Last month Microsoft started sounding the “end of support” death toll for Exchange 2007. Admins have a year to plan and migrate to either Office 365 or a newer version of on-premises Exchange. (If you go with on-premises Exchange, I recommend Exchange 2016 because Exchange 2013 is already three years into its 10-year support cycle and Exchange 2016 is a slightly beefier version of Exchange 2013 – basically, you get three extra years of support by adopting Exchange 2016.)
Some people accuse Microsoft of holding to a strict end-of-support strategy which often gets labeled “end of life,” though the software still functions to continue extracting money from customers’ IT budget. While there might be some truth to that argument, it ignores the fact that much has changed in technology in the decade since Exchange 2007 was released.
Exchange Server 2007 introduced a five-server-role deployment scenario, PowerShell, and continuous replication availability options. Since then, we’ve seen Exchange 2010, 2013, and now 2016 improve performance dramatically, alter server roles down to a single internal role (Mailbox) and single external role (Edge, which few deploy), enhance PowerShell (now at Version 5), and impressively enhance continuous replication in the form of database availability groups (DAG). If you are still on Exchange 2007, it’s time to move forward.
The same can be said of other software that Microsoft develops, both desktop and server. Although Microsoft could continue to spend resources on existing products, to maintain patches and security updates and such, there is no solid financial return on that investment when compared to creating new versions that require a full upgrade. Microsoft has to make money to stay afloat, like any other business.

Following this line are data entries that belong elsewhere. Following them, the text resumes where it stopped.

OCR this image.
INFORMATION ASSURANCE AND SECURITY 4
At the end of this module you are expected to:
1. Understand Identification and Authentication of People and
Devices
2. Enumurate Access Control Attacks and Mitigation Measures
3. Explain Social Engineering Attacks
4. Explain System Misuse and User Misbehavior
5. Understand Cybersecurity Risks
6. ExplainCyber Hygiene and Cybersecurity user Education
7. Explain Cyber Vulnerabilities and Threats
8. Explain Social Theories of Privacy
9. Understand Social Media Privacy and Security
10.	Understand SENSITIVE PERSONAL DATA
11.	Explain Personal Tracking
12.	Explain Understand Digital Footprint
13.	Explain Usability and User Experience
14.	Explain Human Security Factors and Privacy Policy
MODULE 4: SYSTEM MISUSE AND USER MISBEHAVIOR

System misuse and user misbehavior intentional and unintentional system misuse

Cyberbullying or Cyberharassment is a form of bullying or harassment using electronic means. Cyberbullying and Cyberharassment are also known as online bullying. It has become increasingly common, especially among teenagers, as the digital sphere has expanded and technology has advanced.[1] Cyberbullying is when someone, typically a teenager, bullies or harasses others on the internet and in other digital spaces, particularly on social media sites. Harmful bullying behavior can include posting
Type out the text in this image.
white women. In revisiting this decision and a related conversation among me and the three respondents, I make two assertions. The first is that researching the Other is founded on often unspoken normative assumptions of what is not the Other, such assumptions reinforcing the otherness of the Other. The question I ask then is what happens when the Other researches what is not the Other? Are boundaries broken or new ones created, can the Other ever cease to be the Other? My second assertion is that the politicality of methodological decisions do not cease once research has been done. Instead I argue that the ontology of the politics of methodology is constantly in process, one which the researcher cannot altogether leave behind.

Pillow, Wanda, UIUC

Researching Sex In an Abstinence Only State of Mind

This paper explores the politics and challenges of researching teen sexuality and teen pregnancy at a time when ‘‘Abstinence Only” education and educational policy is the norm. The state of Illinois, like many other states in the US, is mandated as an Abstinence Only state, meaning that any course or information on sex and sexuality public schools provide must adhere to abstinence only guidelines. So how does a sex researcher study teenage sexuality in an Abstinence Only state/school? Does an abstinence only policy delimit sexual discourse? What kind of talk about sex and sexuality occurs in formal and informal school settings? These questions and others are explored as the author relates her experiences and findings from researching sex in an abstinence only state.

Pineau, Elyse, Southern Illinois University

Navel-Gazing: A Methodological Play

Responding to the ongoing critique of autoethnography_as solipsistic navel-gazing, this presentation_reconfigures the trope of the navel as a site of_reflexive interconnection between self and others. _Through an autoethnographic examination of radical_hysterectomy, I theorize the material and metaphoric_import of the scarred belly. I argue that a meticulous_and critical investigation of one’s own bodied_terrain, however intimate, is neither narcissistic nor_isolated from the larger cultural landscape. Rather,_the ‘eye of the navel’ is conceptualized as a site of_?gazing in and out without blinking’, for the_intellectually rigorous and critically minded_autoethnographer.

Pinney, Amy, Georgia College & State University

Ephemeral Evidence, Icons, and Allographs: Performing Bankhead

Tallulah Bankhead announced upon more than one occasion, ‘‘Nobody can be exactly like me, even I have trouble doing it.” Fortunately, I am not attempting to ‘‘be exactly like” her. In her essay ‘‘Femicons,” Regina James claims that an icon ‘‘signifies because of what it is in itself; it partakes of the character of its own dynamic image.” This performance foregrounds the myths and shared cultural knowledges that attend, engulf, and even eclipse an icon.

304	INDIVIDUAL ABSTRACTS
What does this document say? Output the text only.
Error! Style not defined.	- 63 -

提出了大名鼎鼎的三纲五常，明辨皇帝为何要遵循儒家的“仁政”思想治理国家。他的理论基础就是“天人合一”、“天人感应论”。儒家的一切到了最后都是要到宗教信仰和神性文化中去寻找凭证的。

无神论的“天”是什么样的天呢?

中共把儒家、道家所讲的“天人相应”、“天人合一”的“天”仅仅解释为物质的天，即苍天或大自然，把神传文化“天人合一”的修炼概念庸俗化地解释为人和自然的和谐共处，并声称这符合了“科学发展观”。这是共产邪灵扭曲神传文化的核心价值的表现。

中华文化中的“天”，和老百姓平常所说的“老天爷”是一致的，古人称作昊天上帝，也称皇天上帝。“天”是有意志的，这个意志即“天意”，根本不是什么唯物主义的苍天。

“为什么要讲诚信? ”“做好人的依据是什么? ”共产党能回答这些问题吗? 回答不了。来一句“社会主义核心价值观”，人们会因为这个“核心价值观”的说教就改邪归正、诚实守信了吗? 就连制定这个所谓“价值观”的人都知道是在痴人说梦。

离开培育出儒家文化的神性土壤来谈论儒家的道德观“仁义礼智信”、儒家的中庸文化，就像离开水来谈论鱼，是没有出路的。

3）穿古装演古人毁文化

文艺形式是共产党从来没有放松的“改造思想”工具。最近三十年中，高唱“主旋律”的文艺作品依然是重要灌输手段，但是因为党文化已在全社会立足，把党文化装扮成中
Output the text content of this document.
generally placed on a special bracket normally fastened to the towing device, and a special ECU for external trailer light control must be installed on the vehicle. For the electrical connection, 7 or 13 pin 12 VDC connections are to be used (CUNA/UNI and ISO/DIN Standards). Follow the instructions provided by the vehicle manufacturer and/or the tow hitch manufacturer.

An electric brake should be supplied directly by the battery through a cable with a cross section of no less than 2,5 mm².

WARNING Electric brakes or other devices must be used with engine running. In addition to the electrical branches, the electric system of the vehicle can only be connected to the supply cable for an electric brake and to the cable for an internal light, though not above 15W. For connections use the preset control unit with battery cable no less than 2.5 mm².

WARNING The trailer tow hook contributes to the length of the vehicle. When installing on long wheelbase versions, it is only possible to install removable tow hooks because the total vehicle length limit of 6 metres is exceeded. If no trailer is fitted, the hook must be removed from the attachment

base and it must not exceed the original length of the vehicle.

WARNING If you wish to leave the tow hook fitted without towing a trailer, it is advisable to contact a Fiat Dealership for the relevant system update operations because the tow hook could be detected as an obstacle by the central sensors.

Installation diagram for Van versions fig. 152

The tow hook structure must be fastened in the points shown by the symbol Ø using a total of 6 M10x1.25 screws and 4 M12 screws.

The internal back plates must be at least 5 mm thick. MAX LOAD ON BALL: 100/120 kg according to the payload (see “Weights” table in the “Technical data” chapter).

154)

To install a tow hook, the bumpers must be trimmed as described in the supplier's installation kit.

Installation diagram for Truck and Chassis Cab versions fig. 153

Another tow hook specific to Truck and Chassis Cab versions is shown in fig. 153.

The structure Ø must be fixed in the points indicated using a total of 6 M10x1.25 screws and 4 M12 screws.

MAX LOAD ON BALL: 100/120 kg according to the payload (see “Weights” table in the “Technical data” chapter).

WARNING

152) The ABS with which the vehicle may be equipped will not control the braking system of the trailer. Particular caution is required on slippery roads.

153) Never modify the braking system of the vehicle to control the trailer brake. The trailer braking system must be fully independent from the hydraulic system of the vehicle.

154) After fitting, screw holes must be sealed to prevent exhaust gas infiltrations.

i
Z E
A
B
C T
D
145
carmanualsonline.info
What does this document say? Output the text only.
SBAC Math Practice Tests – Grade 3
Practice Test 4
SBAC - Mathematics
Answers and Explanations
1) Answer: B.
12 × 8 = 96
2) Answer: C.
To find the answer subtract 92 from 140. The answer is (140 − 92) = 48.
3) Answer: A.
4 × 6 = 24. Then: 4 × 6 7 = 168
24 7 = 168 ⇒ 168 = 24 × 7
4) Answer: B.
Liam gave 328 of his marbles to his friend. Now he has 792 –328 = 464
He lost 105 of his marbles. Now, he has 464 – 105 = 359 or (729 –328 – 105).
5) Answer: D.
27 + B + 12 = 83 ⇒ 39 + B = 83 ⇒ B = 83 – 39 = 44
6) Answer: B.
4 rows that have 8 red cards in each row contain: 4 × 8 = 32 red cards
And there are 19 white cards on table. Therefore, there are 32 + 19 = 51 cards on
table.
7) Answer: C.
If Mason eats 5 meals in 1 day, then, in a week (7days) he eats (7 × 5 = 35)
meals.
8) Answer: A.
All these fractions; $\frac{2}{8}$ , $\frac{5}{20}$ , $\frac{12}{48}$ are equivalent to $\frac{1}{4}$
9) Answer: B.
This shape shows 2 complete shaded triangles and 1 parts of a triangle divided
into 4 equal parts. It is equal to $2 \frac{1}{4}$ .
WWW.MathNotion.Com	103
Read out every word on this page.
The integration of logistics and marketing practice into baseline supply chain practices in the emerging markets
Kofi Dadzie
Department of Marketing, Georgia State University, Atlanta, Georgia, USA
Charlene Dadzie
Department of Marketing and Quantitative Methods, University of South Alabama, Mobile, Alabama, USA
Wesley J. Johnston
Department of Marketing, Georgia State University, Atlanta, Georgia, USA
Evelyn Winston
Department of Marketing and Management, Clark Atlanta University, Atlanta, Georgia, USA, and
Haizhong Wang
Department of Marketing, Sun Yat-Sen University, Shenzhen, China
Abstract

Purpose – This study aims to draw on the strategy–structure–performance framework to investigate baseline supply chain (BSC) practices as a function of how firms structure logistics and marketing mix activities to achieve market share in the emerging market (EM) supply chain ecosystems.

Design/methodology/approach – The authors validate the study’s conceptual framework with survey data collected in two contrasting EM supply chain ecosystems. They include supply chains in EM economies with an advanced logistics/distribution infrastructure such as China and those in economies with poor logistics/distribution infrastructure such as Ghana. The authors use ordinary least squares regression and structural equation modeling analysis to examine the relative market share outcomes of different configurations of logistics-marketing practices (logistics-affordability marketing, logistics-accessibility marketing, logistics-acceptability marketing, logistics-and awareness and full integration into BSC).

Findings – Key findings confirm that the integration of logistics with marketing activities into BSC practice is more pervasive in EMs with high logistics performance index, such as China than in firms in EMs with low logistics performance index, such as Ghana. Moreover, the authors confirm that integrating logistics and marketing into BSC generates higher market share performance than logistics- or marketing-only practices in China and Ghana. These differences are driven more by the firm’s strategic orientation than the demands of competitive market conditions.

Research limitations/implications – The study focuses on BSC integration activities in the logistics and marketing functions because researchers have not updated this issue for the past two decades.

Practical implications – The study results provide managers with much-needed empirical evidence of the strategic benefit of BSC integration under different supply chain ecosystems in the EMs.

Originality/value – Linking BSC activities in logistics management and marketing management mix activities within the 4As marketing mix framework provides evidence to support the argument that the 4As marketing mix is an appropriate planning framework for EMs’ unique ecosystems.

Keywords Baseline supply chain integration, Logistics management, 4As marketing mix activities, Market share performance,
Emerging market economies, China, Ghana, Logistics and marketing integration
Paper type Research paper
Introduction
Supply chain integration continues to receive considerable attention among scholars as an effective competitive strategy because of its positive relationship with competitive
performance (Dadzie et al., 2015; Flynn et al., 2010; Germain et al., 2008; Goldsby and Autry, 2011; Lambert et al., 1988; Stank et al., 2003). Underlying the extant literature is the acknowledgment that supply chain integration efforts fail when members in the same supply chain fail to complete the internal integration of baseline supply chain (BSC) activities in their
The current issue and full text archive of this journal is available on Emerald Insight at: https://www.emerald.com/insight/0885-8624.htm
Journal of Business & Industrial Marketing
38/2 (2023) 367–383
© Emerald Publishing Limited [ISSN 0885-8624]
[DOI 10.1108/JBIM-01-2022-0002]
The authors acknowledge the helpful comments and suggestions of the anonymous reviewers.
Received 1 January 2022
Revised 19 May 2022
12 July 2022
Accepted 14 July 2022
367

Microsoft of course is doing more than pushing upgrades, it is campaigning for a subscription and cloud based future through Azure and Office 365, with a rapid cycle that takes the release cadence to the limits.
Some in IT complain that the rapid cadence is a mistake because it causes sloppiness, as we’ve seen with Windows 10. I don’t disagree per se, but I do prefer a speed at which mistakes can be rectified. That’s not a speed we’ve seen in the past.
In fact, in the past, IT organizations would wait until Service Pack 1 before deploying Microsoft software because the first production release was always filled with holes. You would wait three years for a new version, ignore that first clunky version of whatever software, then wait another year for the first Service Pack before you were comfortable.
Whining that Microsoft is “making money” on the upgrade cycle would get more sympathy from me if we weren’t talking about a 10-year gap. It’s not like Microsoft hold its hands out every three years and forces the move forward — or else. When you consider the changes in hardware, the changes in a network environment, security woes, and so forth, 10 years is a long time between forced migration cycles.
It’s the circle of IT life.
I believe the move to a cloud model where updates happen regularly and without heavy lifting by IT is a good change, which is why I keep urging IT to plan to move from on-premises to cloud-delivered versions.
In the past, we paid heavily for every new software release. In the future, we’ll pay for a subscription that never ends with no costs to upgrade.
For IT, that will stop the disparate software versions too common in large organizations where some users are still on Exchange 5.5 thanks to the “if it ain’t broke” method of IT upgrades. That incurs a big cost IT never seems to talk about.
I’m in favour of a future where we see less deployment disparity based on the cost of upgrade and have a more uniform platform for client/server infrastructure. We’ll know we’re there when version numbers are a thing of that past not Windows 10, just Windows. Not Office 2016, just Office. Not Exchange 2016, just Exchange.
I don’t know if that will yield greater profits for Microsoft, but so what if it does? It’s good for IT and users, too.